Colour
During my first session at Edinburgh Printmakers (EP) I made some choices on colours that caused me to reflect on what I was doing. I had originally tried to make a desk and chose random colours that didn’t match, but they were colours that I liked and some were already on my shelf, used in previous screen-print editions I had made.
Following on from that session, I decided to try a more muted and connected range of colours that made me think about text. What are marks? Are they nouns, adjectives, verbs? Things? I decided to trial a muted range of greys and blacks, opaques and transparent colours that related to a previous colour scheme that I had been using for some time. During this session I was thinking about transparencies and opacities more, about how to build colours and layers on top of each other. I was creating a painting while I was working.

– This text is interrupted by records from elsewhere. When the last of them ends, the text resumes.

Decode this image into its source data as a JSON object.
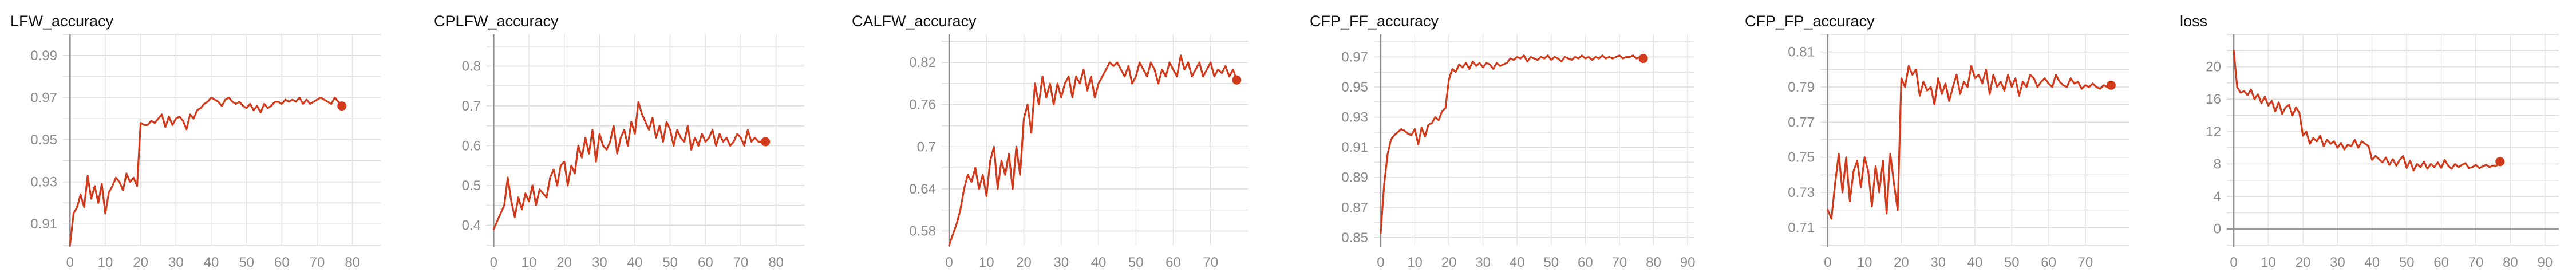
{
  "chart_data": [
    {
      "type": "line",
      "title": "LFW_accuracy",
      "xlim": [
        -2,
        88
      ],
      "ylim": [
        0.9,
        1.0
      ],
      "xticks": [
        0,
        10,
        20,
        30,
        40,
        50,
        60,
        70,
        80
      ],
      "yticks": [
        0.91,
        0.93,
        0.95,
        0.97,
        0.99
      ],
      "ytick_labels": [
        "0.91",
        "0.93",
        "0.95",
        "0.97",
        "0.99"
      ],
      "grid": true,
      "series": [
        {
          "x": [
            0,
            1,
            2,
            3,
            4,
            5,
            6,
            7,
            8,
            9,
            10,
            11,
            12,
            13,
            14,
            15,
            16,
            17,
            18,
            19,
            20,
            21,
            22,
            23,
            24,
            25,
            26,
            27,
            28,
            29,
            30,
            31,
            32,
            33,
            34,
            35,
            36,
            37,
            38,
            39,
            40,
            41,
            42,
            43,
            44,
            45,
            46,
            47,
            48,
            49,
            50,
            51,
            52,
            53,
            54,
            55,
            56,
            57,
            58,
            59,
            60,
            61,
            62,
            63,
            64,
            65,
            66,
            67,
            68,
            69,
            70,
            71,
            72,
            73,
            74,
            75,
            76,
            77
          ],
          "values": [
            0.9,
            0.915,
            0.918,
            0.924,
            0.918,
            0.933,
            0.922,
            0.928,
            0.92,
            0.929,
            0.915,
            0.925,
            0.928,
            0.932,
            0.93,
            0.926,
            0.934,
            0.93,
            0.932,
            0.928,
            0.958,
            0.957,
            0.957,
            0.959,
            0.958,
            0.96,
            0.962,
            0.956,
            0.961,
            0.957,
            0.96,
            0.961,
            0.959,
            0.955,
            0.962,
            0.96,
            0.964,
            0.965,
            0.967,
            0.968,
            0.97,
            0.969,
            0.968,
            0.966,
            0.969,
            0.97,
            0.968,
            0.967,
            0.968,
            0.966,
            0.965,
            0.967,
            0.964,
            0.966,
            0.963,
            0.967,
            0.965,
            0.966,
            0.968,
            0.968,
            0.967,
            0.969,
            0.968,
            0.969,
            0.968,
            0.97,
            0.967,
            0.969,
            0.967,
            0.968,
            0.969,
            0.97,
            0.969,
            0.968,
            0.967,
            0.97,
            0.968,
            0.966
          ]
        }
      ]
    },
    {
      "type": "line",
      "title": "CPLFW_accuracy",
      "xlim": [
        -2,
        88
      ],
      "ylim": [
        0.35,
        0.88
      ],
      "xticks": [
        0,
        10,
        20,
        30,
        40,
        50,
        60,
        70,
        80
      ],
      "yticks": [
        0.4,
        0.5,
        0.6,
        0.7,
        0.8
      ],
      "ytick_labels": [
        "0.4",
        "0.5",
        "0.6",
        "0.7",
        "0.8"
      ],
      "grid": true,
      "series": [
        {
          "x": [
            0,
            1,
            2,
            3,
            4,
            5,
            6,
            7,
            8,
            9,
            10,
            11,
            12,
            13,
            14,
            15,
            16,
            17,
            18,
            19,
            20,
            21,
            22,
            23,
            24,
            25,
            26,
            27,
            28,
            29,
            30,
            31,
            32,
            33,
            34,
            35,
            36,
            37,
            38,
            39,
            40,
            41,
            42,
            43,
            44,
            45,
            46,
            47,
            48,
            49,
            50,
            51,
            52,
            53,
            54,
            55,
            56,
            57,
            58,
            59,
            60,
            61,
            62,
            63,
            64,
            65,
            66,
            67,
            68,
            69,
            70,
            71,
            72,
            73,
            74,
            75,
            76,
            77
          ],
          "values": [
            0.39,
            0.41,
            0.43,
            0.45,
            0.52,
            0.46,
            0.42,
            0.47,
            0.44,
            0.48,
            0.46,
            0.5,
            0.45,
            0.49,
            0.48,
            0.47,
            0.52,
            0.54,
            0.5,
            0.55,
            0.56,
            0.5,
            0.55,
            0.53,
            0.6,
            0.57,
            0.62,
            0.58,
            0.64,
            0.56,
            0.63,
            0.6,
            0.59,
            0.61,
            0.65,
            0.58,
            0.62,
            0.64,
            0.6,
            0.66,
            0.63,
            0.71,
            0.68,
            0.66,
            0.64,
            0.67,
            0.62,
            0.65,
            0.61,
            0.66,
            0.64,
            0.6,
            0.64,
            0.62,
            0.61,
            0.65,
            0.59,
            0.62,
            0.6,
            0.63,
            0.61,
            0.62,
            0.64,
            0.6,
            0.63,
            0.61,
            0.62,
            0.6,
            0.61,
            0.63,
            0.62,
            0.6,
            0.64,
            0.61,
            0.62,
            0.61,
            0.61,
            0.61
          ]
        }
      ]
    },
    {
      "type": "line",
      "title": "CALFW_accuracy",
      "xlim": [
        -2,
        80
      ],
      "ylim": [
        0.56,
        0.86
      ],
      "xticks": [
        0,
        10,
        20,
        30,
        40,
        50,
        60,
        70
      ],
      "yticks": [
        0.58,
        0.64,
        0.7,
        0.76,
        0.82
      ],
      "ytick_labels": [
        "0.58",
        "0.64",
        "0.7",
        "0.76",
        "0.82"
      ],
      "grid": true,
      "series": [
        {
          "x": [
            0,
            1,
            2,
            3,
            4,
            5,
            6,
            7,
            8,
            9,
            10,
            11,
            12,
            13,
            14,
            15,
            16,
            17,
            18,
            19,
            20,
            21,
            22,
            23,
            24,
            25,
            26,
            27,
            28,
            29,
            30,
            31,
            32,
            33,
            34,
            35,
            36,
            37,
            38,
            39,
            40,
            41,
            42,
            43,
            44,
            45,
            46,
            47,
            48,
            49,
            50,
            51,
            52,
            53,
            54,
            55,
            56,
            57,
            58,
            59,
            60,
            61,
            62,
            63,
            64,
            65,
            66,
            67,
            68,
            69,
            70,
            71,
            72,
            73,
            74,
            75,
            76,
            77
          ],
          "values": [
            0.56,
            0.575,
            0.59,
            0.61,
            0.64,
            0.66,
            0.65,
            0.67,
            0.64,
            0.66,
            0.63,
            0.68,
            0.7,
            0.64,
            0.68,
            0.66,
            0.69,
            0.64,
            0.7,
            0.66,
            0.74,
            0.76,
            0.72,
            0.79,
            0.76,
            0.8,
            0.77,
            0.79,
            0.76,
            0.79,
            0.77,
            0.79,
            0.8,
            0.77,
            0.8,
            0.79,
            0.81,
            0.78,
            0.8,
            0.77,
            0.79,
            0.8,
            0.81,
            0.82,
            0.815,
            0.82,
            0.81,
            0.8,
            0.815,
            0.79,
            0.8,
            0.82,
            0.81,
            0.8,
            0.82,
            0.81,
            0.79,
            0.81,
            0.8,
            0.82,
            0.81,
            0.8,
            0.83,
            0.81,
            0.82,
            0.8,
            0.81,
            0.82,
            0.8,
            0.81,
            0.82,
            0.8,
            0.81,
            0.805,
            0.815,
            0.8,
            0.81,
            0.795
          ]
        }
      ]
    },
    {
      "type": "line",
      "title": "CFP_FF_accuracy",
      "xlim": [
        -2,
        92
      ],
      "ylim": [
        0.845,
        0.985
      ],
      "xticks": [
        0,
        10,
        20,
        30,
        40,
        50,
        60,
        70,
        80,
        90
      ],
      "yticks": [
        0.85,
        0.87,
        0.89,
        0.91,
        0.93,
        0.95,
        0.97
      ],
      "ytick_labels": [
        "0.85",
        "0.87",
        "0.89",
        "0.91",
        "0.93",
        "0.95",
        "0.97"
      ],
      "grid": true,
      "series": [
        {
          "x": [
            0,
            1,
            2,
            3,
            4,
            5,
            6,
            7,
            8,
            9,
            10,
            11,
            12,
            13,
            14,
            15,
            16,
            17,
            18,
            19,
            20,
            21,
            22,
            23,
            24,
            25,
            26,
            27,
            28,
            29,
            30,
            31,
            32,
            33,
            34,
            35,
            36,
            37,
            38,
            39,
            40,
            41,
            42,
            43,
            44,
            45,
            46,
            47,
            48,
            49,
            50,
            51,
            52,
            53,
            54,
            55,
            56,
            57,
            58,
            59,
            60,
            61,
            62,
            63,
            64,
            65,
            66,
            67,
            68,
            69,
            70,
            71,
            72,
            73,
            74,
            75,
            76,
            77
          ],
          "values": [
            0.853,
            0.885,
            0.905,
            0.915,
            0.918,
            0.92,
            0.922,
            0.921,
            0.919,
            0.918,
            0.922,
            0.912,
            0.923,
            0.917,
            0.925,
            0.926,
            0.93,
            0.928,
            0.934,
            0.936,
            0.955,
            0.962,
            0.96,
            0.965,
            0.963,
            0.966,
            0.962,
            0.967,
            0.964,
            0.966,
            0.963,
            0.966,
            0.965,
            0.962,
            0.966,
            0.964,
            0.965,
            0.966,
            0.969,
            0.968,
            0.97,
            0.969,
            0.971,
            0.967,
            0.97,
            0.969,
            0.968,
            0.97,
            0.969,
            0.971,
            0.968,
            0.97,
            0.969,
            0.967,
            0.97,
            0.969,
            0.968,
            0.97,
            0.969,
            0.971,
            0.969,
            0.97,
            0.968,
            0.97,
            0.969,
            0.971,
            0.969,
            0.97,
            0.969,
            0.97,
            0.971,
            0.969,
            0.97,
            0.97,
            0.971,
            0.969,
            0.97,
            0.969
          ]
        }
      ]
    },
    {
      "type": "line",
      "title": "CFP_FP_accuracy",
      "xlim": [
        -2,
        82
      ],
      "ylim": [
        0.7,
        0.82
      ],
      "xticks": [
        0,
        10,
        20,
        30,
        40,
        50,
        60,
        70
      ],
      "yticks": [
        0.71,
        0.73,
        0.75,
        0.77,
        0.79,
        0.81
      ],
      "ytick_labels": [
        "0.71",
        "0.73",
        "0.75",
        "0.77",
        "0.79",
        "0.81"
      ],
      "grid": true,
      "series": [
        {
          "x": [
            0,
            1,
            2,
            3,
            4,
            5,
            6,
            7,
            8,
            9,
            10,
            11,
            12,
            13,
            14,
            15,
            16,
            17,
            18,
            19,
            20,
            21,
            22,
            23,
            24,
            25,
            26,
            27,
            28,
            29,
            30,
            31,
            32,
            33,
            34,
            35,
            36,
            37,
            38,
            39,
            40,
            41,
            42,
            43,
            44,
            45,
            46,
            47,
            48,
            49,
            50,
            51,
            52,
            53,
            54,
            55,
            56,
            57,
            58,
            59,
            60,
            61,
            62,
            63,
            64,
            65,
            66,
            67,
            68,
            69,
            70,
            71,
            72,
            73,
            74,
            75,
            76,
            77
          ],
          "values": [
            0.72,
            0.715,
            0.735,
            0.752,
            0.73,
            0.75,
            0.725,
            0.742,
            0.748,
            0.733,
            0.75,
            0.742,
            0.722,
            0.745,
            0.73,
            0.748,
            0.718,
            0.752,
            0.735,
            0.72,
            0.795,
            0.79,
            0.802,
            0.797,
            0.8,
            0.785,
            0.793,
            0.788,
            0.79,
            0.78,
            0.795,
            0.786,
            0.792,
            0.782,
            0.79,
            0.797,
            0.786,
            0.793,
            0.79,
            0.802,
            0.795,
            0.797,
            0.792,
            0.8,
            0.786,
            0.797,
            0.79,
            0.793,
            0.788,
            0.797,
            0.79,
            0.795,
            0.785,
            0.793,
            0.79,
            0.797,
            0.795,
            0.79,
            0.793,
            0.795,
            0.792,
            0.79,
            0.797,
            0.793,
            0.791,
            0.79,
            0.795,
            0.792,
            0.793,
            0.789,
            0.791,
            0.79,
            0.792,
            0.79,
            0.789,
            0.791,
            0.79,
            0.791
          ]
        }
      ]
    },
    {
      "type": "line",
      "title": "loss",
      "xlim": [
        -2,
        94
      ],
      "ylim": [
        -2,
        24
      ],
      "xticks": [
        0,
        10,
        20,
        30,
        40,
        50,
        60,
        70,
        80,
        90
      ],
      "yticks": [
        0,
        4,
        8,
        12,
        16,
        20
      ],
      "ytick_labels": [
        "0",
        "4",
        "8",
        "12",
        "16",
        "20"
      ],
      "grid": true,
      "series": [
        {
          "x": [
            0,
            1,
            2,
            3,
            4,
            5,
            6,
            7,
            8,
            9,
            10,
            11,
            12,
            13,
            14,
            15,
            16,
            17,
            18,
            19,
            20,
            21,
            22,
            23,
            24,
            25,
            26,
            27,
            28,
            29,
            30,
            31,
            32,
            33,
            34,
            35,
            36,
            37,
            38,
            39,
            40,
            41,
            42,
            43,
            44,
            45,
            46,
            47,
            48,
            49,
            50,
            51,
            52,
            53,
            54,
            55,
            56,
            57,
            58,
            59,
            60,
            61,
            62,
            63,
            64,
            65,
            66,
            67,
            68,
            69,
            70,
            71,
            72,
            73,
            74,
            75,
            76,
            77
          ],
          "values": [
            22.0,
            17.5,
            16.8,
            17.0,
            16.5,
            17.2,
            16.0,
            16.6,
            15.5,
            16.3,
            15.2,
            15.8,
            14.5,
            15.6,
            14.2,
            15.0,
            15.3,
            14.0,
            15.0,
            14.3,
            11.5,
            12.0,
            10.5,
            11.2,
            10.8,
            11.5,
            10.2,
            11.0,
            10.5,
            10.8,
            10.0,
            10.6,
            9.8,
            10.4,
            10.2,
            11.0,
            10.0,
            10.8,
            10.5,
            10.2,
            8.5,
            9.0,
            8.6,
            8.2,
            8.8,
            7.9,
            8.6,
            7.8,
            8.5,
            9.0,
            7.5,
            8.4,
            7.2,
            8.0,
            7.6,
            8.3,
            7.4,
            8.0,
            7.6,
            8.2,
            7.5,
            8.5,
            7.8,
            7.4,
            8.0,
            7.6,
            7.9,
            8.1,
            7.5,
            7.6,
            7.9,
            7.5,
            7.7,
            7.9,
            7.6,
            7.8,
            7.8,
            8.3
          ]
        }
      ]
    }
  ]
}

The following session I began thinking about the body, the fact that the marks were from my body, so I changed colours, mixed some flesh tones, dark reds and browns, like dried blood with its oxygen removed, reduced to iron, an accident in the studio and bright oxygen saturated blood spills and finger print marks. While I was printing and mixing colours I was conducting a sort of narrative in my head about where these colours came from. Eventually, I started thinking about how I was thinking too much??!!! These were thoughts that were going on while I was making, my mind constantly in a process of evaluating while I am working. I liked the initial colour of flesh, how it blended with the wood grain and built on from that, how it seemed like an organic growing out of the wood itself. It made me reflect on the fact that this is often how I work – in response to something – an object or a poem. This time it made me think about this as a response to the surface of the painting, even though the original idea for the colour choice had been about the relationship of that colour to my body.
At this point I was thinking about how I was maybe heading off on directions way ahead of myself. I often think about the next step and go there before I have fully worked out the thing I am engaged with. But testing colours and thinking about them, then making decisions on this is something that is important, I think. These are simply tests. I thought about the desk and the fact that there would be many colours on the desk. Some I was using in paintings and others not, for example when I made myself a printing ‘triangle’ and painted it magenta. This is not a colour I have used in my paintings (I think) but it exists in my studio so I must have liked it enough to buy it. I can’t remember how it got there. Maybe someone left it. Going back into the past to reclaim thoughts is not productive, memory has errors. The next step for me logically was to make a desk with every colour in it and not worry about it too much, just work intuitively.
Surface
I had been previously working on paper and I felt that I needed to move from paper to make an object on a surface – like a desk. The work felt too much like an image, on paper. This couldn’t be a section of a desk because it is not solid enough, I couldn’t build it into an object. It just felt like an image. So I am currently trialling different surfaces. Plywood, white laminate, aluminium, mdf, all interesting surfaces, all possibly desks.
Gesture
While I was screen-printing, it occurred to me that some of the marks on the screen were different in their making, they were different types of marks, I have been thinking about them in terms of intention;
active – passive
direct(ed) – indirect
(more) controlled – (less) controlled





What I am trying to say is that some of the marks were obviously made flat, such as splatters and splashes dropped from a height that didn’t spill. Some (e.g. drips) relied on gravity to appear as they did. Some were made quickly with brushes and some were unknown, perhaps spills, more like wide textures. I also made a coffee ‘stain’ by photographing this, changing levels and then cutting it out on photoshop and printing it onto acetate. In this way I could control the tonal requirements for screen-printing. In fact all the images were digitally reproduced from my own painting sketches. (All lies?) Until I started to add ‘bloody’ fingerprints, which made me think about why it was important for my images to be digitally produced. Was it? Like the desk that didn’t have to be an actual desk and the gesture that didn’t have to be an immediate gesture, did this mean that I couldn’t add any immediate or direct marks? That it would stay ‘wholly printmaking’. What would make them different?
Task: I decided to test this out by making a painting of direct ‘painted’ gestures and marks alongside the screen-printed one.